Eine solche Situation lässt sich auf drei Arten auflösen. Man steht beleidigt auf und geht. Man macht einen weiteren schlechten Scherz. Oder man führt das Gespräch auf eine Metaebene und erklärt, dass die angesprochenen Sprüche à la „Schmeckt gar nicht mal so gut“ zu einem Sprachstil gehören, der vor allem in den 1970ern und 1980ern sehr gebräuchlich war. Schnodderdeutsch, so erklärt man, geht auf den norddeutschen Begriff „schnoddrig“ zurück, was für provozierend und großsprecherisch steht. Das Wort wiederum geht auf den deutschen Synchronsprecher Rainer Brandt zurück, der TV-Serien und Filmen mit Neologismen, umgewandelten Sprichwörtern und Brüchen in Stil und Logik seinen eigenen Humor aufdrückte. Besonders anschaulich ist das bei der Serie „Die Zwei“ mit Tony Curtis und Roger Moore, deren deutsche Übersetzung zum Teil erheblich vom Original abweicht. „Hände hoch – ich bin Achselfetischist“ oder „Sleep well in your Bettgestell“ wurden zu geflügelten Worten. Nicht zu vergessen „Tschüssikowski“, wie sich der von Curtis gespielte Danny Wilde zu verabschieden pflegte. Sprüche wie „Jetzt gibt's vor die Sabberrinne!“ oder „Siehst gut aus – heute schon gekotzt?“ machten auch die Filme von Bud Spencer und Terence Hill erfolgreich.

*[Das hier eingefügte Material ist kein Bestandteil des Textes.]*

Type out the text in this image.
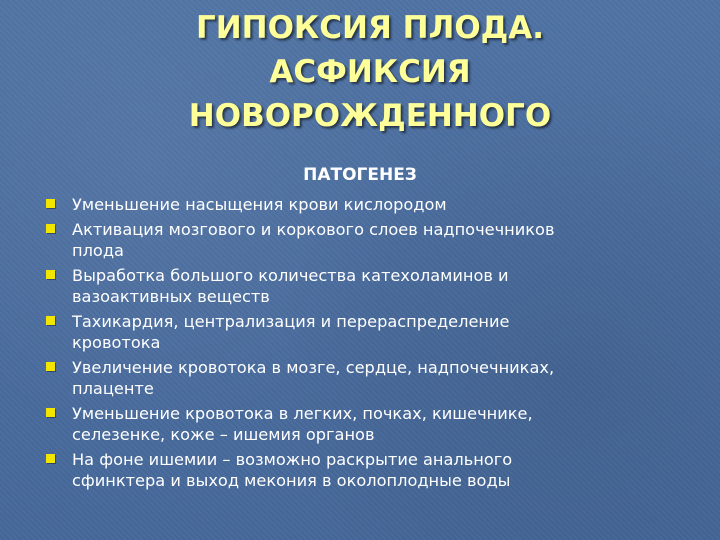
ГИПОКСИЯ ПЛОДА.
АСФИКСИЯ
НОВОРОЖДЕННОГО
ПАТОГЕНЕЗ
Уменьшение насыщения крови кислородом
Активация мозгового и коркового слоев надпочечников
плода
Выработка большого количества катехоламинов и
вазоактивных веществ
Тахикардия, централизация и перераспределение
кровотока
Увеличение кровотока в мозге, сердце, надпочечниках,
плаценте
Уменьшение кровотока в легких, почках, кишечнике,
селезенке, коже – ишемия органов
На фоне ишемии – возможно раскрытие анального
сфинктера и выход мекония в околоплодные воды
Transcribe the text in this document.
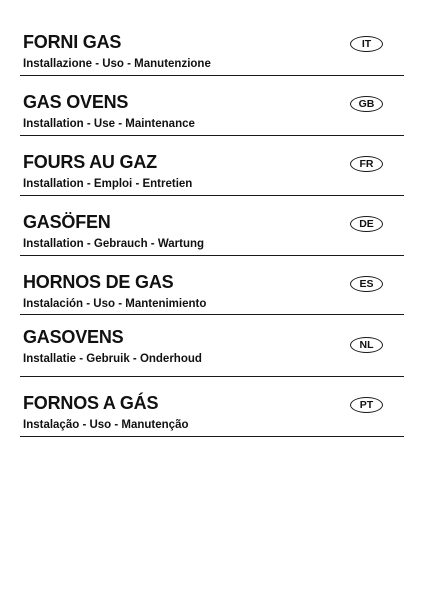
FORNI GAS
Installazione - Uso - Manutenzione
IT
GAS OVENS
Installation - Use - Maintenance
GB
FOURS AU GAZ
Installation - Emploi - Entretien
FR
GASÖFEN
Installation - Gebrauch - Wartung
DE
HORNOS DE GAS
Instalación - Uso - Mantenimiento
ES
GASOVENS
Installatie - Gebruik - Onderhoud
NL
FORNOS A GÁS
Instalação - Uso - Manutenção
PT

Mit schlechten Witzen, so wird weiter doziert, haben diese Sprüche also nichts zu tun. Vielmehr sind sie ein Stilmittel, das heutzutage viel zu selten angewandt wird, weil sämtliche Filme und Fernsehserien stromlinienförmig und langweilig ins Deutsche übertragen werden. Das möge die Kollegin also bedenken, ehe sie den Vorwurf eines schlechten Humors in den Raum stellt. Und um sie komplett zu verstören, könnte man dann doch noch den Teil mit dem Beleidigt-Weggehen nachholen, ihr dabei zurufen: „Auf Wiedersehen, aber es eilt nicht.“ Und sich insgeheim freuen, dass man bei schlechten Scherzen tatsächlich eine Monopolstellung innehat.